Ron Swanson April 22, 2013 at 11:26 PM
I question Gary's assertion about Woodinville firefighters making less than their counterparts. How did he come about such information? You also may want to ask why in the heck did they agree to a wage freeze and is it for multiple years or just one year fix? It would be great and transparent for the fire district to post a comparative salary chart of all the fire departments in the area along with benefits. What do you say Mr. Coughlin? Also, why not let the taxpayers see everyone's wages (excluding their names) for the last 6 years so we can see how much increase or freezes were actually taken.
Jude Kanaga April 23, 2013 at 03:42 AM
Ron, it's interesting that Gary played the man and not the ball by attacking Jeff's motives. Sure sign of a weak hand, I'd say. Too bad we can't get straightforward answers to simple questions from Commissioner Coughlin. At least he weighed in here. The others have clearly exercised their right to remain silent.
Ron Swanson April 23, 2013 at 03:08 PM
Here is another question that should be answered by the commissioners - In the event Bothell ends up as the merger partner, wouldn't it mean that Woodinville and the District's residents will be subsidizing the fire services for Bothell folks since they are limited to $1.50 limit and they will use Woodinville's benefit charge to fund the difference? The difference is of course for the fat union contracts - lets not be fooled by dangling carrot (temporary hold on pay increase) and forget that the firefighter union for Bothell and Woodinville merged recently to take advantage of just this situation. There is absolutely no good reason to reauthorize this spending authority for the district. It is simply not a fiscally responsible thing to do here. Vote NO at the ballot boxes.

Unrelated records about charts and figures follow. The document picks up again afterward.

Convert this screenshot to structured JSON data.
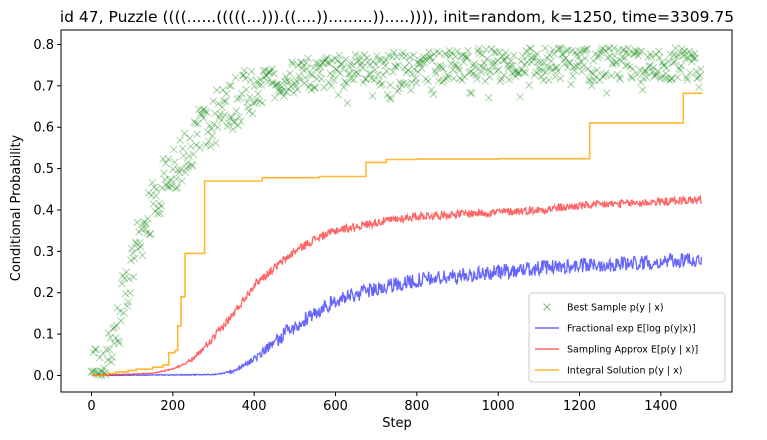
{
  "chart_data": {
    "type": "line",
    "title": "id 47, Puzzle ((((......(((((...))).((....)).........)).....)))), init=random, k=1250, time=3309.75",
    "xlabel": "Step",
    "ylabel": "Conditional Probability",
    "xlim": [
      -75,
      1575
    ],
    "ylim": [
      -0.04,
      0.835
    ],
    "xticks": [
      0,
      200,
      400,
      600,
      800,
      1000,
      1200,
      1400
    ],
    "yticks": [
      0.0,
      0.1,
      0.2,
      0.3,
      0.4,
      0.5,
      0.6,
      0.7,
      0.8
    ],
    "xtick_labels": [
      "0",
      "200",
      "400",
      "600",
      "800",
      "1000",
      "1200",
      "1400"
    ],
    "ytick_labels": [
      "0.0",
      "0.1",
      "0.2",
      "0.3",
      "0.4",
      "0.5",
      "0.6",
      "0.7",
      "0.8"
    ],
    "legend_position": "lower-right",
    "series": [
      {
        "name": "Best Sample",
        "legend_label": "Best Sample p(y | x)",
        "color": "#008000",
        "kind": "scatter",
        "marker": "x",
        "trend": {
          "x": [
            0,
            25,
            50,
            75,
            100,
            125,
            150,
            175,
            200,
            250,
            300,
            350,
            400,
            450,
            500,
            550,
            600,
            700,
            800,
            900,
            1000,
            1100,
            1200,
            1300,
            1400,
            1500
          ],
          "y": [
            0.0,
            0.01,
            0.06,
            0.17,
            0.27,
            0.35,
            0.41,
            0.46,
            0.5,
            0.57,
            0.62,
            0.66,
            0.69,
            0.71,
            0.72,
            0.73,
            0.735,
            0.74,
            0.745,
            0.75,
            0.75,
            0.752,
            0.752,
            0.752,
            0.753,
            0.755
          ]
        },
        "spread": 0.04
      },
      {
        "name": "Fractional",
        "legend_label": "Fractional exp E[log p(y|x)]",
        "color": "#0000ff",
        "kind": "line",
        "trend": {
          "x": [
            0,
            300,
            350,
            400,
            450,
            500,
            550,
            600,
            700,
            800,
            900,
            1000,
            1100,
            1200,
            1300,
            1400,
            1500
          ],
          "y": [
            0.0,
            0.002,
            0.01,
            0.04,
            0.08,
            0.12,
            0.15,
            0.18,
            0.21,
            0.23,
            0.24,
            0.25,
            0.26,
            0.265,
            0.27,
            0.275,
            0.28
          ]
        },
        "noise": 0.018
      },
      {
        "name": "Sampling Approx",
        "legend_label": "Sampling Approx E[p(y | x)]",
        "color": "#ff0000",
        "kind": "line",
        "trend": {
          "x": [
            0,
            150,
            200,
            250,
            300,
            350,
            400,
            450,
            500,
            550,
            600,
            700,
            800,
            900,
            1000,
            1100,
            1200,
            1300,
            1400,
            1500
          ],
          "y": [
            0.0,
            0.005,
            0.015,
            0.04,
            0.09,
            0.15,
            0.22,
            0.26,
            0.3,
            0.33,
            0.35,
            0.37,
            0.385,
            0.39,
            0.395,
            0.4,
            0.41,
            0.415,
            0.42,
            0.425
          ]
        },
        "noise": 0.01
      },
      {
        "name": "Integral Solution",
        "legend_label": "Integral Solution p(y | x)",
        "color": "#ffa500",
        "kind": "step",
        "x": [
          0,
          40,
          60,
          90,
          110,
          150,
          175,
          190,
          205,
          212,
          220,
          230,
          278,
          420,
          560,
          675,
          725,
          800,
          1000,
          1225,
          1455,
          1500
        ],
        "y": [
          0.0,
          0.005,
          0.008,
          0.012,
          0.015,
          0.02,
          0.025,
          0.055,
          0.06,
          0.12,
          0.19,
          0.295,
          0.47,
          0.478,
          0.481,
          0.515,
          0.522,
          0.523,
          0.524,
          0.61,
          0.682,
          0.685
        ]
      }
    ]
  }
}
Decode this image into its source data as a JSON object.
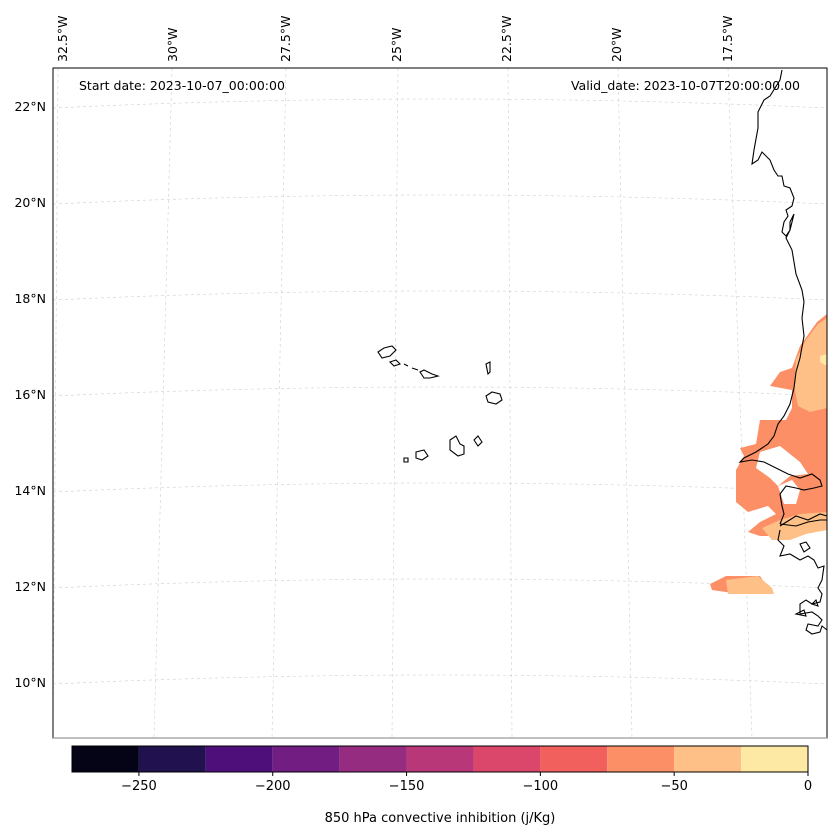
{
  "header": {
    "start_date": "Start date: 2023-10-07_00:00:00",
    "valid_date": "Valid_date: 2023-10-07T20:00:00.00"
  },
  "lon_labels": [
    "32.5°W",
    "30°W",
    "27.5°W",
    "25°W",
    "22.5°W",
    "20°W",
    "17.5°W"
  ],
  "lat_labels": [
    "22°N",
    "20°N",
    "18°N",
    "16°N",
    "14°N",
    "12°N",
    "10°N"
  ],
  "colorbar": {
    "label": "850 hPa convective inhibition (j/Kg)",
    "tick_labels": [
      "−250",
      "−200",
      "−150",
      "−100",
      "−50",
      "0"
    ],
    "ticks": [
      -250,
      -200,
      -150,
      -100,
      -50,
      0
    ],
    "range": [
      -275,
      0
    ],
    "levels": [
      -275,
      -250,
      -225,
      -200,
      -175,
      -150,
      -125,
      -100,
      -75,
      -50,
      -25,
      0
    ],
    "colors": [
      "#050417",
      "#21114e",
      "#4f0f7b",
      "#721d81",
      "#952c80",
      "#b83779",
      "#db476a",
      "#f1605d",
      "#fc8f65",
      "#fec087",
      "#fde8a4"
    ]
  },
  "field_colors": {
    "cin_-75_-50": "#fc8f65",
    "cin_-50_-25": "#fec087",
    "cin_-25_0": "#fde8a4"
  }
}
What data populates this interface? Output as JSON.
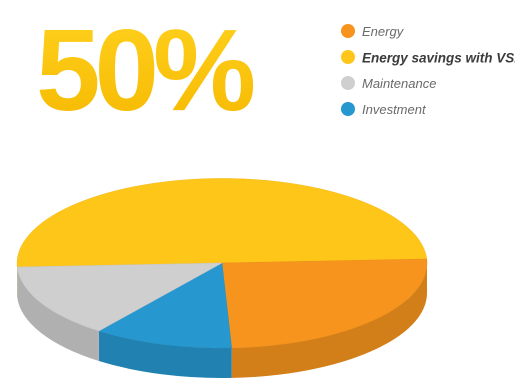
{
  "chart_data": {
    "type": "pie",
    "title": "50%",
    "slices": [
      {
        "label": "Energy savings with VSD",
        "value": 50,
        "color": "#FFC61A"
      },
      {
        "label": "Energy",
        "value": 25,
        "color": "#F7941D"
      },
      {
        "label": "Investment",
        "value": 11,
        "color": "#2798CF"
      },
      {
        "label": "Maintenance",
        "value": 14,
        "color": "#CFCFCF"
      }
    ],
    "legend_position": "top-right",
    "legend": [
      {
        "label": "Energy",
        "color": "#F7941D",
        "bold": false
      },
      {
        "label": "Energy savings with VSD",
        "sup": "+",
        "color": "#FFC61A",
        "bold": true
      },
      {
        "label": "Maintenance",
        "color": "#CFCFCF",
        "bold": false
      },
      {
        "label": "Investment",
        "color": "#2798CF",
        "bold": false
      }
    ]
  }
}
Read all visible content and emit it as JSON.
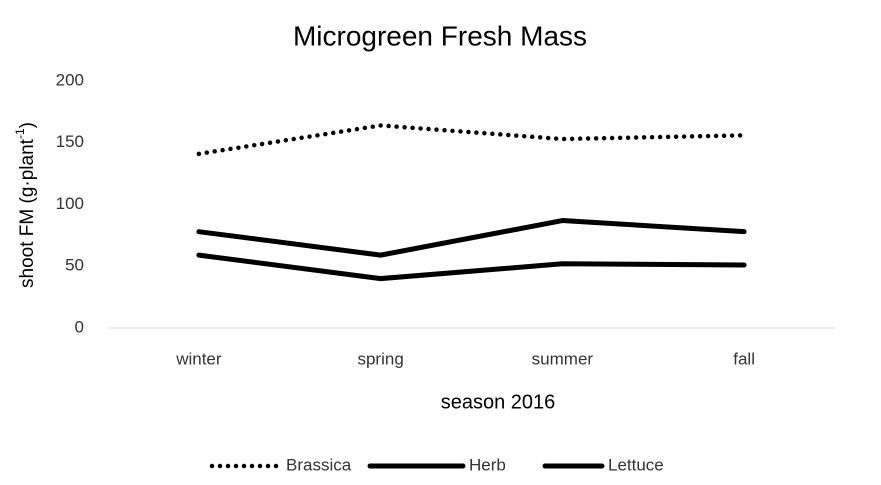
{
  "chart_data": {
    "type": "line",
    "title": "Microgreen Fresh Mass",
    "xlabel": "season 2016",
    "ylabel": {
      "text": "shoot FM (g·plant",
      "superscript": "-1",
      "suffix": ")"
    },
    "categories": [
      "winter",
      "spring",
      "summer",
      "fall"
    ],
    "series": [
      {
        "name": "Brassica",
        "color": "#000000",
        "style": "dotted",
        "values": [
          141,
          164,
          153,
          156
        ]
      },
      {
        "name": "Herb",
        "color": "#000000",
        "style": "solid",
        "values": [
          78,
          59,
          87,
          78
        ]
      },
      {
        "name": "Lettuce",
        "color": "#000000",
        "style": "solid",
        "values": [
          59,
          40,
          52,
          51
        ]
      }
    ],
    "ylim": [
      0,
      200
    ],
    "yticks": [
      0,
      50,
      100,
      150,
      200
    ],
    "grid": false,
    "legend": "bottom"
  }
}
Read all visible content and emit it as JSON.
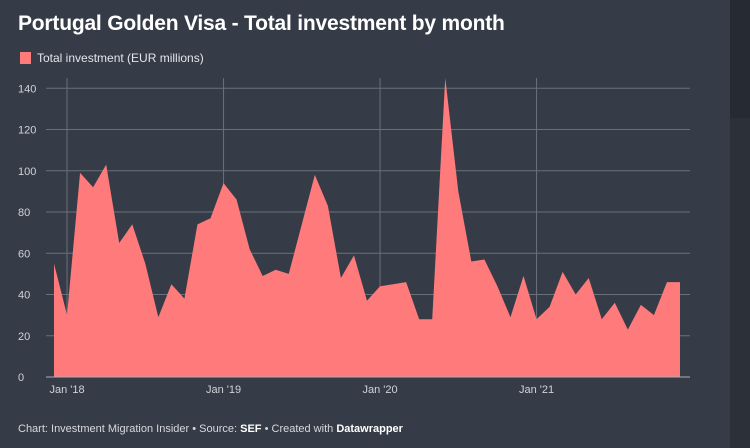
{
  "title": "Portugal Golden Visa - Total investment by month",
  "legend": {
    "label": "Total investment (EUR millions)"
  },
  "colors": {
    "area": "#ff7b7b",
    "grid": "#6a707a",
    "axis_text": "#cfd3d9",
    "background": "#363c47"
  },
  "footer": {
    "prefix": "Chart: Investment Migration Insider • Source: ",
    "source": "SEF",
    "middle": " • Created with ",
    "tool": "Datawrapper"
  },
  "chart_data": {
    "type": "area",
    "x": [
      "2017-12",
      "2018-01",
      "2018-02",
      "2018-03",
      "2018-04",
      "2018-05",
      "2018-06",
      "2018-07",
      "2018-08",
      "2018-09",
      "2018-10",
      "2018-11",
      "2018-12",
      "2019-01",
      "2019-02",
      "2019-03",
      "2019-04",
      "2019-05",
      "2019-06",
      "2019-07",
      "2019-08",
      "2019-09",
      "2019-10",
      "2019-11",
      "2019-12",
      "2020-01",
      "2020-02",
      "2020-03",
      "2020-04",
      "2020-05",
      "2020-06",
      "2020-07",
      "2020-08",
      "2020-09",
      "2020-10",
      "2020-11",
      "2020-12",
      "2021-01",
      "2021-02",
      "2021-03",
      "2021-04",
      "2021-05",
      "2021-06",
      "2021-07",
      "2021-08",
      "2021-09",
      "2021-10",
      "2021-11",
      "2021-12"
    ],
    "series": [
      {
        "name": "Total investment (EUR millions)",
        "values": [
          55,
          30,
          99,
          92,
          103,
          65,
          74,
          55,
          29,
          45,
          38,
          74,
          77,
          94,
          86,
          62,
          49,
          52,
          50,
          74,
          98,
          83,
          48,
          59,
          37,
          44,
          45,
          46,
          28,
          28,
          145,
          90,
          56,
          57,
          44,
          29,
          49,
          28,
          34,
          51,
          40,
          48,
          28,
          36,
          23,
          35,
          30,
          46,
          46
        ]
      }
    ],
    "ylim": [
      0,
      145
    ],
    "yticks": [
      0,
      20,
      40,
      60,
      80,
      100,
      120,
      140
    ],
    "xticks": [
      {
        "x": "2018-01",
        "label": "Jan '18"
      },
      {
        "x": "2019-01",
        "label": "Jan '19"
      },
      {
        "x": "2020-01",
        "label": "Jan '20"
      },
      {
        "x": "2021-01",
        "label": "Jan '21"
      }
    ],
    "grid": true,
    "legend_position": "top-left"
  }
}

Braunzie April 25, 2013 at 01:09 AM
One of the downsides to a 40% taxation is that there are no controls on what that 40% means. So, if the budget has to go up because of unforseen costs then the 40% portion of that goes up the same percentage. The $1.50 maximum is still there but it has always been there. I would prefer to see a cap of "X" dollars distributed amongst the properties because that is tangible and represents a limit.